Typically only about 5 out of 847 chunks come back bad. Five. Out of 847. That’s a 0.6% chunk failure rate, which tracks perfectly with PRACC’s per-word error rate across 2048 words per chunk. The bad chunks get completely rewritten from file bytes—no guessing which specific words are wrong, just nuke the whole 8 KB and rewrite it. Then a second CPU XOR confirms the rewrite took. If it still fails after 3 attempts, something is seriously wrong with that memory region and the function bails.

The Final Full-Binary XOR

After the chunk scan completes with all 847 chunks verified, there’s one more pass: a full-binary XOR across the entire 6.9 MB. Same make_checksum_program(), same run_xor(), but with start = LOAD_ADDR and size = len(file_data).

This is the belt-and-suspenders check. The chunk scan should have caught and fixed everything, but the full-binary pass guards against the edge case where a chunk rewrite introduced a new error that wasn’t caught by the per-chunk re-verify (remember, PRACC can flip bits during the rewrite too). It also catches the XOR cancellation scenario I mentioned earlier—two bad words in different chunks that individually pass their chunk checksums but would be caught when XORed together with the rest of the binary.

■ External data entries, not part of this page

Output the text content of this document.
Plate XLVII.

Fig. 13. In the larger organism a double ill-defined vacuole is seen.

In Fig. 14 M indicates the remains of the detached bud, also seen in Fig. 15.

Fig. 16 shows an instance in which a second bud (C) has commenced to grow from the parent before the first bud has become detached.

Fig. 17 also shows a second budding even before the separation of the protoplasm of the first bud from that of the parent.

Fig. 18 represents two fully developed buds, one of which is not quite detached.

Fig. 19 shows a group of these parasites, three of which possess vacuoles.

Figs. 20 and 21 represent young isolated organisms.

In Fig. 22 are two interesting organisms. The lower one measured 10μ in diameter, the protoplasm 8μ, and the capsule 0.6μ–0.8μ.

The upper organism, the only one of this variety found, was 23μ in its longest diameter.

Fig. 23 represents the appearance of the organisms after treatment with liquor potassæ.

Both the chunk scan and the full-binary XOR must agree before we proceed to launch. If either fails, load_and_run() returns False and the main loop power-cycles for another attempt. In practice, I’ve never seen the full-binary check fail after a clean chunk scan. But “never seen it fail” is not the same as “can’t fail,” and I already learned that lesson the hard way with verify_and_fix().

Why This Works

The elegance of cpu_scan_and_fix() comes down to one principle: use the right tool for each job. The CPU is perfect at reading RAM—560 MHz, zero errors, direct bus access. PRACC is fine for small exchanges—writing a 14-word program or reading a single result. The old approach used PRACC for everything and inherited its error rate across millions of operations. The new approach uses PRACC for 5 operations per chunk and lets the CPU handle the other 2048. You’re not fighting the hardware anymore. You’re working with it.

Five bad chunks out of 847 is a typical run. Rewrite those five, re-verify, full-binary confirm, launch. The whole verification phase takes about 90 seconds—most of that is the 847 individual trampoline executions, each taking roughly 100ms of PRACC overhead. It’s not fast. But it’s correct, and on a transport layer that flips bits 0.04% of the time, correct is the only thing that matters.

Once cpu_scan_and_fix() was in place—847 chunks verified, 5 rewrites, full-binary pass, kernel booted clean. The whole verify_and_fix() approach was just using the wrong tool for the job.